Finally. From a joint statement from AG Bob Ferguson and Gov. Jay Inslee:
Today we received confirmation Washington’s voter-approved marijuana law will be implemented. We received good news this morning when Attorney General Eric Holder told the governor the federal government would not pre-empt Washington and Colorado as the states implement a highly regulated legalized market for marijuana. Attorney General Holder made it clear the federal government will continue to enforce the federal Controlled Substance Act by focusing its enforcement on eight specific concerns, including the prevention of distribution to minors and the importance of keeping Washington-grown marijuana within our state’s borders. We share those concerns and are confident our state initiative will be implemented as planned.
The memo from the Department of Justice spells out the terms (informally):
Today, the U.S. Department of Justice announced an update to its federal marijuana enforcement policy in light of recent state ballot initiatives that legalize, under state law, the possession of small amounts of marijuana and provide for the regulation of marijuana production, processing, and sale.
In a new memorandum outlining the policy, the Department makes clear that marijuana remains an illegal drug under the Controlled Substances Act and that federal prosecutors will continue to aggressively enforce this statute. To this end, the Department identifies eight (8) enforcement areas that federal prosecutors should prioritize. These are the same enforcement priorities that have traditionally driven the Department’s efforts in this area.
Outside of these enforcement priorities, however, the federal government has traditionally relied on state and local authorizes to address marijuana activity through enforcement of their own narcotics laws. This guidance continues that policy.
For states such as Colorado and Washington that have enacted laws to authorize the production, distribution and possession of marijuana, the Department expects these states to establish strict regulatory schemes that protect the eight federal interests identified in the Department’s guidance.

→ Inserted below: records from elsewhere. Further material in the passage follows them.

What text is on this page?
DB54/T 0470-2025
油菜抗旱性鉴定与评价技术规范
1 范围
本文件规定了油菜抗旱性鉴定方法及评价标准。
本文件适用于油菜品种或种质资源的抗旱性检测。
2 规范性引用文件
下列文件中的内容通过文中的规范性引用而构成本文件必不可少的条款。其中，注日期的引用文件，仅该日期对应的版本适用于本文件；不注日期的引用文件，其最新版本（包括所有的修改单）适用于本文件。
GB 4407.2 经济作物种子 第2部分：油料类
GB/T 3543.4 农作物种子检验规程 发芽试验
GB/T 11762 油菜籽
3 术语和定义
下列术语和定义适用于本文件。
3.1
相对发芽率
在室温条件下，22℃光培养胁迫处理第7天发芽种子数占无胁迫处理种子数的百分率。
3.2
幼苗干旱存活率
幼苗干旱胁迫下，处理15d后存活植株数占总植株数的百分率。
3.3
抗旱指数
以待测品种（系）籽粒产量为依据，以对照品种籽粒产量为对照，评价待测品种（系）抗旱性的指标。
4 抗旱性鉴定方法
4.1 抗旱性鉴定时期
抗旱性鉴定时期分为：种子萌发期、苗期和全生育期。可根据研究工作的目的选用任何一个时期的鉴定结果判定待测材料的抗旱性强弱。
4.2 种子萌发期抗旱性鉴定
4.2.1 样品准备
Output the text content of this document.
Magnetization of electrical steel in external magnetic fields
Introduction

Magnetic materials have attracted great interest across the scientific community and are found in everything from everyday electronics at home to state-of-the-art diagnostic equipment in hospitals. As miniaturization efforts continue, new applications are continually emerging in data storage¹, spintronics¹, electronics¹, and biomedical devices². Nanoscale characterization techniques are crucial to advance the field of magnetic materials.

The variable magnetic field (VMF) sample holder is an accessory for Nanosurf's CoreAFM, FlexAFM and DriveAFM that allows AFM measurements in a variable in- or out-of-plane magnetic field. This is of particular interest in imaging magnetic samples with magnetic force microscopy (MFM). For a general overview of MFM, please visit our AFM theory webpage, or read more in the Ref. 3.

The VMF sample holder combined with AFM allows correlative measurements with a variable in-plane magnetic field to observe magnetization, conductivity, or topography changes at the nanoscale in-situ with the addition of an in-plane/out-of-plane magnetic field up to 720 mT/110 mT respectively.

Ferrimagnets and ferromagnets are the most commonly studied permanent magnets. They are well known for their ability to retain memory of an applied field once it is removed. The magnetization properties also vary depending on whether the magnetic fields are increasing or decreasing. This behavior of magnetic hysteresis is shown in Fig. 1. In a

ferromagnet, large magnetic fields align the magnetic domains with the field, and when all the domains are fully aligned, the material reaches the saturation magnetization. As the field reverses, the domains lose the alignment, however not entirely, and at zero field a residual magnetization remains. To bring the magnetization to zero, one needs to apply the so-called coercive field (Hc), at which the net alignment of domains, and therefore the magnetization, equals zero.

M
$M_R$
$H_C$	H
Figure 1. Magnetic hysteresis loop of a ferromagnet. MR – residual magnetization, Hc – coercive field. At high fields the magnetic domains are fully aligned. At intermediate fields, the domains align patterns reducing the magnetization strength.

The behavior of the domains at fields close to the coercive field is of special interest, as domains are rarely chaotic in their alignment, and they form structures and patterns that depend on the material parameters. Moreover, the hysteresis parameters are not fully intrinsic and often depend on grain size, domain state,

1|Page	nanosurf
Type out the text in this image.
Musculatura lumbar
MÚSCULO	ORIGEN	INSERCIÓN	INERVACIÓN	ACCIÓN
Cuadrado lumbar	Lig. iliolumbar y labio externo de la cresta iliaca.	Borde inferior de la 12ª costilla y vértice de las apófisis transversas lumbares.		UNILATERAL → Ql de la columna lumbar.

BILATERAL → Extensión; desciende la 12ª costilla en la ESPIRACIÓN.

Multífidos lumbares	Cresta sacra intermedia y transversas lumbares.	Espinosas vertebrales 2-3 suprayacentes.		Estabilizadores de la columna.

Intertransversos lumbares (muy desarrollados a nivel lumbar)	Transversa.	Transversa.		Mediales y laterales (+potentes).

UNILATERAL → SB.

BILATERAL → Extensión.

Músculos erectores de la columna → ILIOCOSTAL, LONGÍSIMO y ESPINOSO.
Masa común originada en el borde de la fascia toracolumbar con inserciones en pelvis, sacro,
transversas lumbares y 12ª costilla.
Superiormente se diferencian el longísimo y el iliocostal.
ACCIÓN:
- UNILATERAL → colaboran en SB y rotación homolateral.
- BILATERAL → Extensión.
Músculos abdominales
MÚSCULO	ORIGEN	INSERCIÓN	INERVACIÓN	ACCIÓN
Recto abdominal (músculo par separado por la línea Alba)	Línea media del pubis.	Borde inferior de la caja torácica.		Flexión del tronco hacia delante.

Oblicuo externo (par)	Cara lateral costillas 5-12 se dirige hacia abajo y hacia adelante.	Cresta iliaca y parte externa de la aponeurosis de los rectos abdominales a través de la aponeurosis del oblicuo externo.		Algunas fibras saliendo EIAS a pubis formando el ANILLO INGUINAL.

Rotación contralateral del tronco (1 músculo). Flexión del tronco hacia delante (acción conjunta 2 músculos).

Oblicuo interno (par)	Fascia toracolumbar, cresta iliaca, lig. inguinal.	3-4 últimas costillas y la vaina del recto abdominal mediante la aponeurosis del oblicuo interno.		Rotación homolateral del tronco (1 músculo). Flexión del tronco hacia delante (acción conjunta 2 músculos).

These schemes must be tough in practice, not just on paper, and include strong, state-based enforcement efforts, backed by adequate funding. Based on assurances that those states will impose an appropriately strict regulatory system, the Department has informed the governors of both states that it is deferring its right to challenge their legalization laws at this time. But if any of the stated harms do materialize—either despite a strict regulatory scheme or because of the lack of one—federal prosecutors will act aggressively to bring individual prosecutions focused on federal enforcement priorities and the Department may challenge the regulatory scheme themselves in these states.